Southern California Edison (SCE) has awarded 235MW of battery energy storage projects as part of its local capacity requirement (LCR) request for offer (RFO). SCE is required by the regulator, California Public Utilities Commission (CPUC), to procure nearly 2,200MW of generation resources, due to the forced retirements of nuclear and other generation capacity in SCE's operating region of Southern California. Of the 2,200MW of new capacity, CPUC requires 50MW to be energy storage – so SCE's decision to procure 235MW of battery energy storage technologies is significantly higher than the bare minimum. The chosen companies must install the energy storage by 2021, but can deploy them as early as the start of 2015. The awarded battery energy storage projects are:
Stem will deploy 85MW across two contracts for behind-the-meter energy storage.
AES will deploy a 100MW / 400MWh in-front of the meter (transmission) for a single contract.
Advanced Microgrid Solutions will deploy 50MW across four contracts for behind-the-meter energy storage.
NRG Energy will deploy a 0.5MW in-front-of-the-meter energy storage project.
SCE also included 25.6MW of thermal energy storage to be provided by Ice Energy across 16 contracts. As part of California's energy storage mandate (AB 2514), SCE must procure 580MW of energy storage across the three grid domains. However, the separate LCR mandate may count towards the broader energy storage mandate. Furthermore, the mandate requires that more than half of all projects be owned by someone other than the coordinating utility, which was a requirement put in place by CPUC to support energy storage developers. SCE likely expanded its energy storage LCR procurement process to meet the energy storage mandate under AB 2514, but it remains to be seen whether all projects will count towards its utility-owned procurement target. For example, Stem has traditionally deployed behind-the-meter, third-party owned systems through no money down leases, which would normally account for non-utility owned assets. The 85MW procurement dwarfs the current deployed base for Stem, and would make it the largest distributed energy storage player in the world. Additionally, developers like AES are project operators as opposed to project or technology developers and would likely need to own and operate a project to earn a return. Ultimately, there is still uncertainty about who will own these projects, the hours of storage, what applications they will meet, and in turn, how these projects will earn revenue on the grid.
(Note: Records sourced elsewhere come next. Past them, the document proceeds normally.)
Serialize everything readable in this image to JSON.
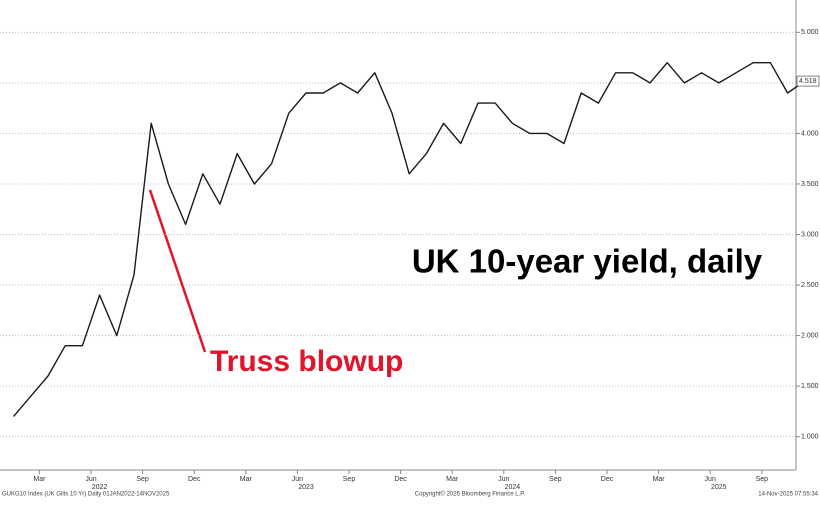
{
  "chart_data": {
    "type": "line",
    "title": "UK 10-year yield, daily",
    "annotation": "Truss blowup",
    "last_value_label": "4.518",
    "footer_left": "GUKG10 Index (UK Gilts 10 Yr) Daily 01JAN2022-14NOV2025",
    "footer_center": "Copyright© 2025 Bloomberg Finance L.P.",
    "footer_right": "14-Nov-2025 07:55:34",
    "x": [
      "2022-01",
      "2022-02",
      "2022-03",
      "2022-04",
      "2022-05",
      "2022-06",
      "2022-07",
      "2022-08",
      "2022-09",
      "2022-10",
      "2022-11",
      "2022-12",
      "2023-01",
      "2023-02",
      "2023-03",
      "2023-04",
      "2023-05",
      "2023-06",
      "2023-07",
      "2023-08",
      "2023-09",
      "2023-10",
      "2023-11",
      "2023-12",
      "2024-01",
      "2024-02",
      "2024-03",
      "2024-04",
      "2024-05",
      "2024-06",
      "2024-07",
      "2024-08",
      "2024-09",
      "2024-10",
      "2024-11",
      "2024-12",
      "2025-01",
      "2025-02",
      "2025-03",
      "2025-04",
      "2025-05",
      "2025-06",
      "2025-07",
      "2025-08",
      "2025-09",
      "2025-10",
      "2025-11"
    ],
    "series": [
      {
        "name": "GUKG10 Index",
        "color": "#1a1a1a",
        "values": [
          1.2,
          1.4,
          1.6,
          1.9,
          1.9,
          2.4,
          2.0,
          2.6,
          4.1,
          3.5,
          3.1,
          3.6,
          3.3,
          3.8,
          3.5,
          3.7,
          4.2,
          4.4,
          4.4,
          4.5,
          4.4,
          4.6,
          4.2,
          3.6,
          3.8,
          4.1,
          3.9,
          4.3,
          4.3,
          4.1,
          4.0,
          4.0,
          3.9,
          4.4,
          4.3,
          4.6,
          4.6,
          4.5,
          4.7,
          4.5,
          4.6,
          4.5,
          4.6,
          4.7,
          4.7,
          4.4,
          4.518
        ]
      }
    ],
    "ylim": [
      0.67,
      5.32
    ],
    "yticks": [
      {
        "value": 1,
        "label": "1.000"
      },
      {
        "value": 1.5,
        "label": "1.500"
      },
      {
        "value": 2,
        "label": "2.000"
      },
      {
        "value": 2.5,
        "label": "2.500"
      },
      {
        "value": 3,
        "label": "3.000"
      },
      {
        "value": 3.5,
        "label": "3.500"
      },
      {
        "value": 4,
        "label": "4.000"
      },
      {
        "value": 4.5,
        "label": "4.500"
      },
      {
        "value": 5,
        "label": "5.000"
      }
    ],
    "xticks": [
      {
        "value": "2022-03",
        "label": "Mar"
      },
      {
        "value": "2022-06",
        "label": "Jun"
      },
      {
        "value": "2022-09",
        "label": "Sep"
      },
      {
        "value": "2022-12",
        "label": "Dec"
      },
      {
        "value": "2023-03",
        "label": "Mar"
      },
      {
        "value": "2023-06",
        "label": "Jun"
      },
      {
        "value": "2023-09",
        "label": "Sep"
      },
      {
        "value": "2023-12",
        "label": "Dec"
      },
      {
        "value": "2024-03",
        "label": "Mar"
      },
      {
        "value": "2024-06",
        "label": "Jun"
      },
      {
        "value": "2024-09",
        "label": "Sep"
      },
      {
        "value": "2024-12",
        "label": "Dec"
      },
      {
        "value": "2025-03",
        "label": "Mar"
      },
      {
        "value": "2025-06",
        "label": "Jun"
      },
      {
        "value": "2025-09",
        "label": "Sep"
      }
    ],
    "year_labels": [
      {
        "value": "2022-06",
        "label": "2022"
      },
      {
        "value": "2023-06",
        "label": "2023"
      },
      {
        "value": "2024-06",
        "label": "2024"
      },
      {
        "value": "2025-06",
        "label": "2025"
      }
    ],
    "grid": true
  }
}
AES Energy Storage will be deploying a four hour energy storage system with 100MW of power and 400MWh of energy storage capacity. Previous drafts of SCE’s LCR proposal included both a two and four hour only energy storage project, but the rest of the selected energy storage developers have not commented on which storage project they intend to pursue.
All three of California's investor-owned utilities are scheduled to complete their first procurement under the AB 2514 mandate by the end of 2015. Image: Southern California Edison.
It remains to be seen when the exact timeline for deployment will be, as the construction and interconnection of such projects should take significantly less than the allotted six years. This is not the only RFO for SCE or in California, SDG&E, SCE and PG&E have already released their AB 2514 compliant RFOs. All three investor-owned utilities are expected to complete procurement of the first mandate by the end of 2015 while offers are required to be submitted between January and April of 2015 depending on the utility. For SCE the latter procurement will focus on16.3MW under two distinct application structures. PG&E is seeking 74MW of energy storage split between distribution level projects (24 MW) and transmission level projects (50MW). PG&E’s high deployments of behind-the-meter storage allow the utility to overlook the behind-the-meter grid domain in this procurement and still comply with AB 2514. SDG&E was the first utility to issue its AB 2514 compliant RFO, and is scheduled to procure 25MW, but is not capping its procurement at that level and is open to bids as large as 800MW, far surpassing its required amount. Like SCE, PG&E is required to procure 580MW of storage, while SDG&E is require to procure 165MW. The power to energy ratio or hours of storage for these procurements still remains to be seen.
While, SCE's LCR procurement is an unexpected near term boost that validates energy storage's role as part of the utility grid planning process, the three investor-owned California utility RFOs represent the largest policy-driven opportunity for energy storage in the foreseeable future. However, as countries and utilities gain operational experience with various energy storage applications, they will be able to incorporate energy storage as a grid planning asset, and the stationary storage market may find sustainable growth opportunities beyond policy-driven deployments.